Читала я много, очень любила Лидию Чарскую, потому что в ее книгах все было не так, как у меня, а мне хотелось тоже чего-то необыкновенного, и я становилась все тише и мечтательнее. Внешне — с папиным послушным, кротким характером, а внутренне — с мамиными мечтами, с ненавистью к своей, такой незаметной, серой жизни.
Первый раз я попала в театр — по-моему, в Театр имени Станиславского и Немировича-Данченко — днем, на «Царскую невесту», и была, конечно, покорена, унеслась мечтами в сказочный мир. Сраженная музыкой, красотой, волшебством, самим театром, придя домой, я села под стол, подняла, как в шатре, скатерть и запела нечто похожее на оперу. И с тех пор, как только я оставалась одна, а это было почти каждый день, я наряжалась в какие-то диковинные самодельные костюмы, украшала голову то бумажными коронами, то шляпами и пела какие-то вымышленные арии, потому что, конечно, запомнить музыку с первого раза я не могла, а петь о чем-то красивом хотелось.
В двенадцать лет я уже готовила обед для всей нашей семьи. Меню обычное: щи, картошка и капуста или винегрет. И всегда, когда я чистила картошку, пела свои арии, с неизменной шляпой на голове. Жили мы на первом этаже, и с улицы меня хорошо было видно. Так во дворе я получила прозвище «Шаляпин». О том, что был такой великий певец, я не знала и думала, что дразнят меня Шаляпиным из-за шляпы. Но в ней я казалась себе красивее, поэтому упорно ее не снимала. В нашем дворе стоял семиэтажный дом (он и сейчас еще цел), его третий этаж украшала скульптура рыцаря, а парадный вход в то время был расписан какими-то картинами из эпохи Средневековья. Мраморные лестницы вели наверх. Вот именно там, где были эти почерневшие картины и лестницы, мы устроили свой дворовый театр, который я назвала для себя «Театром волшебной сказки». Там мы ставили свои сочиненные по сказкам спектакли. Мне приходилось играть мужские роли, так как мальчиков у нас не было, а все девочки хотели быть принцессами и обязательно красивыми. Костюмы мастерили из всего, что удавалось стащить из дому. Родители у всех работали, бабушек почти ни у кого не было — мы были предоставлены сами себе и делали что хотели.

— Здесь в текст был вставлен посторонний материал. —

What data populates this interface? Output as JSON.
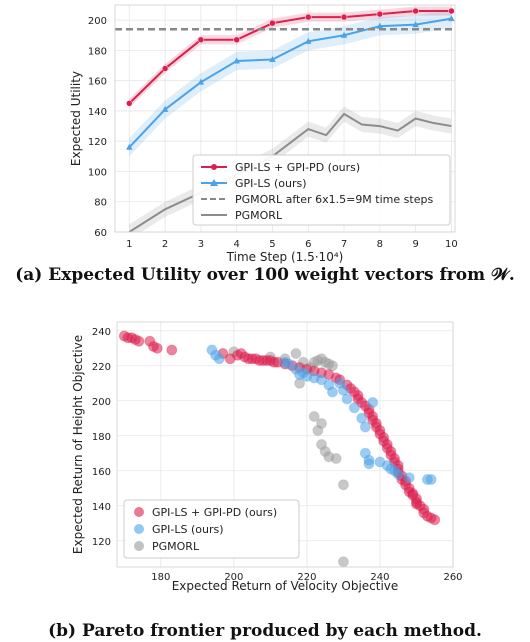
{
  "chart_data": [
    {
      "type": "line",
      "caption": "(a) Expected Utility over 100 weight vectors from 𝒲.",
      "xlabel": "Time Step (1.5·10⁴)",
      "ylabel": "Expected Utility",
      "xlim": [
        0.6,
        10.1
      ],
      "ylim": [
        60,
        210
      ],
      "xticks": [
        1,
        2,
        3,
        4,
        5,
        6,
        7,
        8,
        9,
        10
      ],
      "yticks": [
        60,
        80,
        100,
        120,
        140,
        160,
        180,
        200
      ],
      "grid": true,
      "legend_position": "lower-right",
      "series": [
        {
          "name": "GPI-LS + GPI-PD (ours)",
          "color": "#dc1f4f",
          "marker": "circle",
          "x": [
            1,
            2,
            3,
            4,
            5,
            6,
            7,
            8,
            9,
            10
          ],
          "y": [
            145,
            168,
            187,
            187,
            198,
            202,
            202,
            204,
            206,
            206
          ],
          "band": 3
        },
        {
          "name": "GPI-LS (ours)",
          "color": "#4aa3e8",
          "marker": "triangle",
          "x": [
            1,
            2,
            3,
            4,
            5,
            6,
            7,
            8,
            9,
            10
          ],
          "y": [
            116,
            141,
            159,
            173,
            174,
            186,
            190,
            196,
            197,
            201
          ],
          "band": 6
        },
        {
          "name": "PGMORL after 6x1.5=9M time steps",
          "color": "#888888",
          "style": "dashed",
          "x": [
            0.6,
            10.1
          ],
          "y": [
            194,
            194
          ]
        },
        {
          "name": "PGMORL",
          "color": "#8c8c8c",
          "x": [
            1,
            2,
            3,
            4,
            5,
            5.5,
            6,
            6.5,
            7,
            7.5,
            8,
            8.5,
            9,
            9.5,
            10
          ],
          "y": [
            60,
            75,
            86,
            98,
            110,
            119,
            128,
            124,
            138,
            131,
            130,
            127,
            135,
            132,
            130
          ],
          "band": 5
        }
      ]
    },
    {
      "type": "scatter",
      "caption": "(b) Pareto frontier produced by each method.",
      "xlabel": "Expected Return of Velocity Objective",
      "ylabel": "Expected Return of Height Objective",
      "xlim": [
        168,
        260
      ],
      "ylim": [
        105,
        245
      ],
      "xticks": [
        180,
        200,
        220,
        240,
        260
      ],
      "yticks": [
        120,
        140,
        160,
        180,
        200,
        220,
        240
      ],
      "grid": true,
      "legend_position": "lower-left",
      "series": [
        {
          "name": "GPI-LS + GPI-PD (ours)",
          "color": "#dc1f4f",
          "points": [
            [
              170,
              237
            ],
            [
              171,
              236
            ],
            [
              172,
              236
            ],
            [
              173,
              235
            ],
            [
              174,
              234
            ],
            [
              177,
              234
            ],
            [
              178,
              231
            ],
            [
              179,
              230
            ],
            [
              183,
              229
            ],
            [
              197,
              227
            ],
            [
              199,
              224
            ],
            [
              201,
              226
            ],
            [
              202,
              227
            ],
            [
              203,
              225
            ],
            [
              204,
              224
            ],
            [
              205,
              224
            ],
            [
              206,
              224
            ],
            [
              207,
              223
            ],
            [
              208,
              223
            ],
            [
              209,
              223
            ],
            [
              210,
              223
            ],
            [
              211,
              222
            ],
            [
              212,
              222
            ],
            [
              214,
              221
            ],
            [
              216,
              220
            ],
            [
              218,
              219
            ],
            [
              220,
              218
            ],
            [
              222,
              217
            ],
            [
              224,
              216
            ],
            [
              226,
              215
            ],
            [
              228,
              213
            ],
            [
              229,
              212
            ],
            [
              231,
              209
            ],
            [
              232,
              207
            ],
            [
              233,
              205
            ],
            [
              234,
              203
            ],
            [
              234,
              201
            ],
            [
              235,
              199
            ],
            [
              236,
              197
            ],
            [
              237,
              195
            ],
            [
              237,
              193
            ],
            [
              238,
              191
            ],
            [
              238,
              189
            ],
            [
              239,
              187
            ],
            [
              239,
              185
            ],
            [
              240,
              183
            ],
            [
              240,
              181
            ],
            [
              241,
              179
            ],
            [
              241,
              177
            ],
            [
              242,
              175
            ],
            [
              242,
              173
            ],
            [
              243,
              171
            ],
            [
              243,
              169
            ],
            [
              244,
              167
            ],
            [
              244,
              165
            ],
            [
              245,
              163
            ],
            [
              245,
              161
            ],
            [
              245,
              159
            ],
            [
              246,
              157
            ],
            [
              246,
              155
            ],
            [
              247,
              154
            ],
            [
              247,
              152
            ],
            [
              248,
              150
            ],
            [
              248,
              148
            ],
            [
              249,
              147
            ],
            [
              249,
              146
            ],
            [
              250,
              144
            ],
            [
              250,
              142
            ],
            [
              250,
              141
            ],
            [
              251,
              140
            ],
            [
              252,
              138
            ],
            [
              252,
              136
            ],
            [
              253,
              134
            ],
            [
              254,
              133
            ],
            [
              255,
              132
            ]
          ]
        },
        {
          "name": "GPI-LS (ours)",
          "color": "#4aa3e8",
          "points": [
            [
              194,
              229
            ],
            [
              195,
              226
            ],
            [
              196,
              224
            ],
            [
              214,
              222
            ],
            [
              215,
              221
            ],
            [
              217,
              218
            ],
            [
              218,
              215
            ],
            [
              219,
              216
            ],
            [
              220,
              214
            ],
            [
              222,
              213
            ],
            [
              224,
              212
            ],
            [
              226,
              209
            ],
            [
              227,
              205
            ],
            [
              229,
              210
            ],
            [
              230,
              206
            ],
            [
              231,
              201
            ],
            [
              233,
              196
            ],
            [
              235,
              190
            ],
            [
              236,
              185
            ],
            [
              236,
              170
            ],
            [
              237,
              166
            ],
            [
              237,
              164
            ],
            [
              240,
              165
            ],
            [
              242,
              163
            ],
            [
              243,
              161
            ],
            [
              244,
              160
            ],
            [
              245,
              158
            ],
            [
              248,
              156
            ],
            [
              253,
              155
            ],
            [
              254,
              155
            ],
            [
              238,
              199
            ]
          ]
        },
        {
          "name": "PGMORL",
          "color": "#9a9a9a",
          "points": [
            [
              200,
              228
            ],
            [
              210,
              225
            ],
            [
              214,
              224
            ],
            [
              217,
              227
            ],
            [
              219,
              222
            ],
            [
              221,
              219
            ],
            [
              222,
              222
            ],
            [
              223,
              223
            ],
            [
              224,
              224
            ],
            [
              225,
              222
            ],
            [
              226,
              221
            ],
            [
              227,
              220
            ],
            [
              218,
              210
            ],
            [
              222,
              191
            ],
            [
              224,
              187
            ],
            [
              223,
              183
            ],
            [
              224,
              175
            ],
            [
              225,
              171
            ],
            [
              226,
              168
            ],
            [
              228,
              167
            ],
            [
              230,
              152
            ],
            [
              230,
              108
            ]
          ]
        }
      ]
    }
  ]
}
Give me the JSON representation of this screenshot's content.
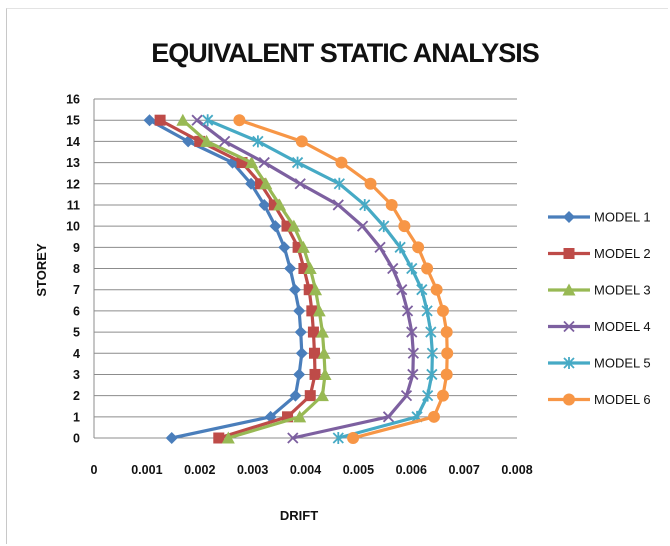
{
  "chart_data": {
    "type": "line",
    "title": "EQUIVALENT STATIC ANALYSIS",
    "xlabel": "DRIFT",
    "ylabel": "STOREY",
    "xlim": [
      0,
      0.008
    ],
    "ylim": [
      0,
      16
    ],
    "x_ticks": [
      "0",
      "0.001",
      "0.002",
      "0.003",
      "0.004",
      "0.005",
      "0.006",
      "0.007",
      "0.008"
    ],
    "y_ticks": [
      "0",
      "1",
      "2",
      "3",
      "4",
      "5",
      "6",
      "7",
      "8",
      "9",
      "10",
      "11",
      "12",
      "13",
      "14",
      "15",
      "16"
    ],
    "grid": "horizontal",
    "legend_position": "right",
    "storeys": [
      0,
      1,
      2,
      3,
      4,
      5,
      6,
      7,
      8,
      9,
      10,
      11,
      12,
      13,
      14,
      15
    ],
    "series": [
      {
        "name": "MODEL 1",
        "color": "#4a7ebb",
        "marker": "diamond",
        "values": [
          0.00147,
          0.00334,
          0.00381,
          0.00388,
          0.00393,
          0.00391,
          0.00388,
          0.0038,
          0.00371,
          0.0036,
          0.00343,
          0.00322,
          0.00297,
          0.00262,
          0.00178,
          0.00105
        ]
      },
      {
        "name": "MODEL 2",
        "color": "#be4b48",
        "marker": "square",
        "values": [
          0.00236,
          0.00366,
          0.00409,
          0.00418,
          0.00417,
          0.00415,
          0.00412,
          0.00407,
          0.00397,
          0.00386,
          0.00365,
          0.00341,
          0.00315,
          0.0028,
          0.002,
          0.00125
        ]
      },
      {
        "name": "MODEL 3",
        "color": "#98b954",
        "marker": "triangle",
        "values": [
          0.00254,
          0.00389,
          0.00432,
          0.00437,
          0.00435,
          0.00432,
          0.00426,
          0.00419,
          0.00409,
          0.00396,
          0.00378,
          0.00351,
          0.00325,
          0.00298,
          0.00213,
          0.00168
        ]
      },
      {
        "name": "MODEL 4",
        "color": "#7d60a0",
        "marker": "x",
        "values": [
          0.00376,
          0.00557,
          0.00591,
          0.00603,
          0.00604,
          0.00601,
          0.00593,
          0.00582,
          0.00565,
          0.00541,
          0.00508,
          0.00462,
          0.0039,
          0.00322,
          0.00247,
          0.00195
        ]
      },
      {
        "name": "MODEL 5",
        "color": "#46aac5",
        "marker": "star",
        "values": [
          0.00462,
          0.00611,
          0.00631,
          0.00639,
          0.0064,
          0.00637,
          0.0063,
          0.0062,
          0.00601,
          0.00579,
          0.00548,
          0.00512,
          0.00464,
          0.00385,
          0.0031,
          0.00215
        ]
      },
      {
        "name": "MODEL 6",
        "color": "#f79646",
        "marker": "circle",
        "values": [
          0.0049,
          0.00643,
          0.0066,
          0.00667,
          0.00668,
          0.00667,
          0.0066,
          0.00648,
          0.0063,
          0.00613,
          0.00587,
          0.00563,
          0.00523,
          0.00468,
          0.00393,
          0.00275
        ]
      }
    ]
  }
}
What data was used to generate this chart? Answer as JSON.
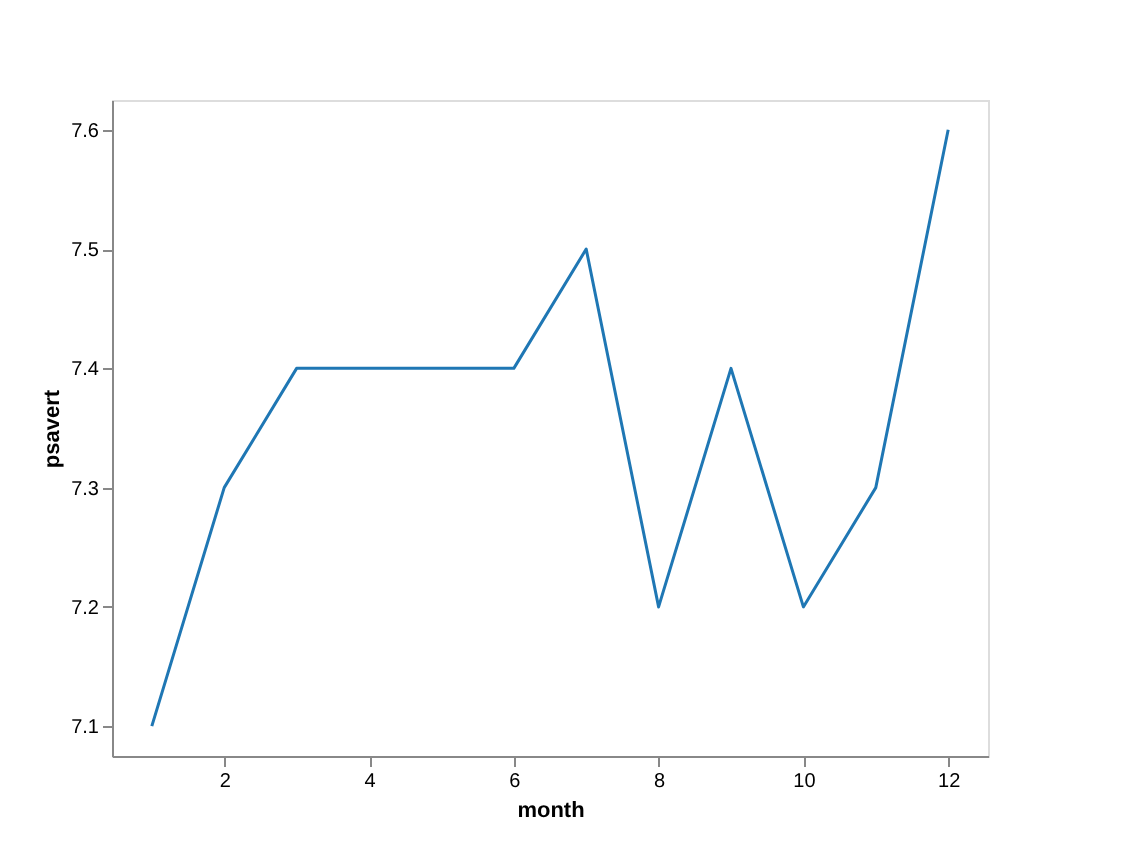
{
  "chart_data": {
    "type": "line",
    "xlabel": "month",
    "ylabel": "psavert",
    "x": [
      1,
      2,
      3,
      4,
      5,
      6,
      7,
      8,
      9,
      10,
      11,
      12
    ],
    "series": [
      {
        "color": "#1f77b4",
        "values": [
          7.1,
          7.3,
          7.4,
          7.4,
          7.4,
          7.4,
          7.5,
          7.2,
          7.4,
          7.2,
          7.3,
          7.6
        ]
      }
    ],
    "xlim": [
      0.45,
      12.55
    ],
    "ylim": [
      7.075,
      7.625
    ],
    "xticks": [
      2,
      4,
      6,
      8,
      10,
      12
    ],
    "yticks": [
      7.1,
      7.2,
      7.3,
      7.4,
      7.5,
      7.6
    ],
    "grid": false
  }
}
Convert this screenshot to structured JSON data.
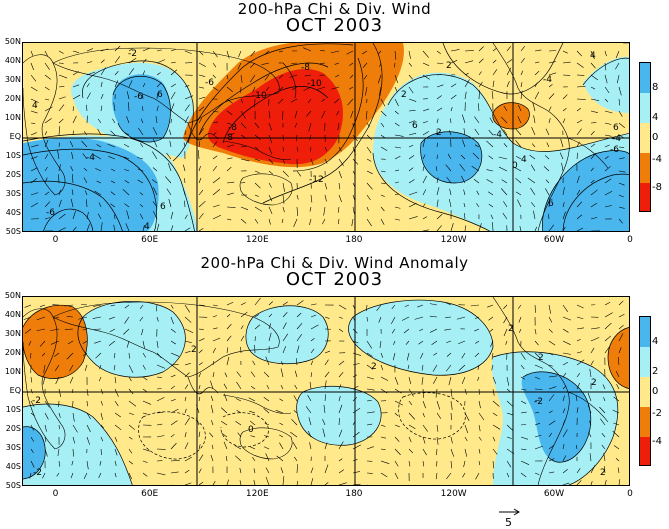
{
  "maps": [
    {
      "title": "200-hPa Chi & Div. Wind",
      "subtitle": "OCT 2003",
      "y_labels": [
        "50N",
        "40N",
        "30N",
        "20N",
        "10N",
        "EQ",
        "10S",
        "20S",
        "30S",
        "40S",
        "50S"
      ],
      "x_labels": [
        "0",
        "60E",
        "120E",
        "180",
        "120W",
        "60W",
        "0"
      ],
      "colorbar_labels": [
        "8",
        "4",
        "0",
        "-4",
        "-8"
      ],
      "contour_labels": [
        "-2",
        "-6",
        "-4",
        "-8",
        "-10",
        "-10",
        "-8",
        "-6",
        "-8",
        "-12",
        "-4",
        "-6",
        "-4",
        "-6",
        "4",
        "6",
        "6",
        "4",
        "2",
        "6",
        "4",
        "2",
        "4",
        "6",
        "0",
        "2",
        "-4",
        "6"
      ],
      "colors": {
        "pos_light": "#a6f0f5",
        "pos_dark": "#4ab6ee",
        "neutral": "#ffe98a",
        "neg_light": "#ee7d0a",
        "neg_dark": "#ee1e0a"
      }
    },
    {
      "title": "200-hPa Chi & Div. Wind Anomaly",
      "subtitle": "OCT 2003",
      "y_labels": [
        "50N",
        "40N",
        "30N",
        "20N",
        "10N",
        "EQ",
        "10S",
        "20S",
        "30S",
        "40S",
        "50S"
      ],
      "x_labels": [
        "0",
        "60E",
        "120E",
        "180",
        "120W",
        "60W",
        "0"
      ],
      "colorbar_labels": [
        "4",
        "2",
        "0",
        "-2",
        "-4"
      ],
      "contour_labels": [
        "-2",
        "-2",
        "0",
        "2",
        "-2",
        "2",
        "2",
        "2",
        "2",
        "2"
      ],
      "colors": {
        "pos_light": "#a6f0f5",
        "pos_dark": "#4ab6ee",
        "neutral": "#ffe98a",
        "neg_light": "#ee7d0a",
        "neg_dark": "#ee1e0a"
      }
    }
  ],
  "reference_vector": {
    "label": "5"
  }
}
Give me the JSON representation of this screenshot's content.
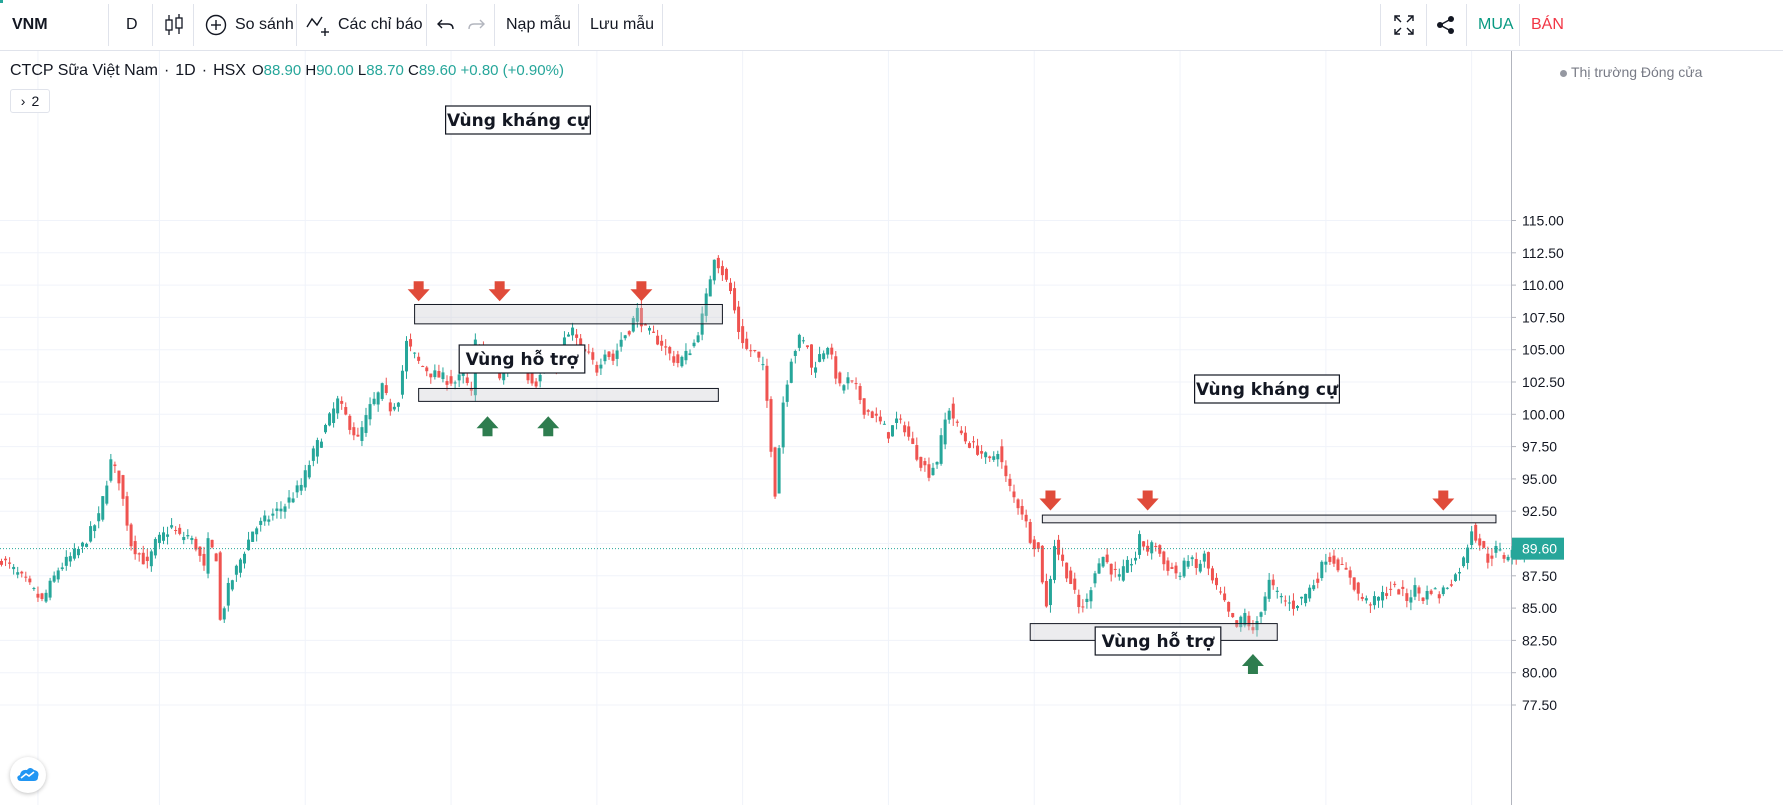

В школе я училась хорошо, но, пожалуй, старалась только для того, чтобы на меня не обращали внимания и оставили бы в покое — не вызывали родителей, не ругали… В школе я выполняла минимум требований, а вся моя настоящая жизнь сосредоточилась на книгах, нашем театре и на несбыточных, странных мечтах. Перечитав маленькой девочкой почти все имевшиеся тогда в театральной библиотеке мемуары великих артистов, я стала рисовать себя во всех желанных ролях, и долго в моем школьном портфеле, который хранился у моей сестры Антонины, лежали два рисунка с надписями: «Я в роли Маргариты Готье в день моего славного 25-летия сценической деятельности» и «Я в роли Клеопатры в день моего славного 50-летия».
Я буквально пропадала в театральной библиотеке, перечитала все журналы «Рампа и жизнь», «Театр и искусство», знала всех актеров и антрепренеров по именам и фамилиям, разыскивала старые газетные рецензии, театральные фельетоны и прочее в том же духе. И когда я, будучи юной артисткой Театра сатиры, разговорилась с Владимиром Яковлевичем Хенкиным, он был поражен моими познаниями, так как тех людей, о которых я читала, он знал лично, но все это было до революции, а я пришла в театр в 1948 году, уже после Великой Отечественной войны.
В далекие предвоенные годы я подружилась с Катей Розовской, в замужестве Дыховичной, и вот уже семьдесят лет она является моей лучшей, любимой подругой. Мы вместе играли в куклы, вместе мечтали о сцене. Я стала артисткой, она — театроведом. Теперь у нее уже внук, у меня — только Театр. Только рожденные мною роли. Но это не так уж мало.
Семья Кати — интеллигентная еврейская семья — была еще менее благополучна, чем наша. Отец ее был репрессирован в 1933 году. Катя с мамой чудом уцелели. Мама оставляла ей еду на целый день, а сама уходила на работу. Катя по доброте душевной делилась всем со мной. В те годы я была на вид здоровущая, краснощекая девчонка, а Катя — худенькая, хрупкая, с огромными черными прекрасными глазами. Она меня угощала бутербродами, я все съедала, а потом ее мама, видя произведенные нами опустошения, частенько говорила: «Опять этот Стенька Разин все съел». Стенькой Разиным была я. Обретя подружку, так же любящую театр, я вступила в интереснейшую полосу жизни. Мы только и знали что бегали в театр, в театральную библиотеку и всё мечтали, как будем артистками.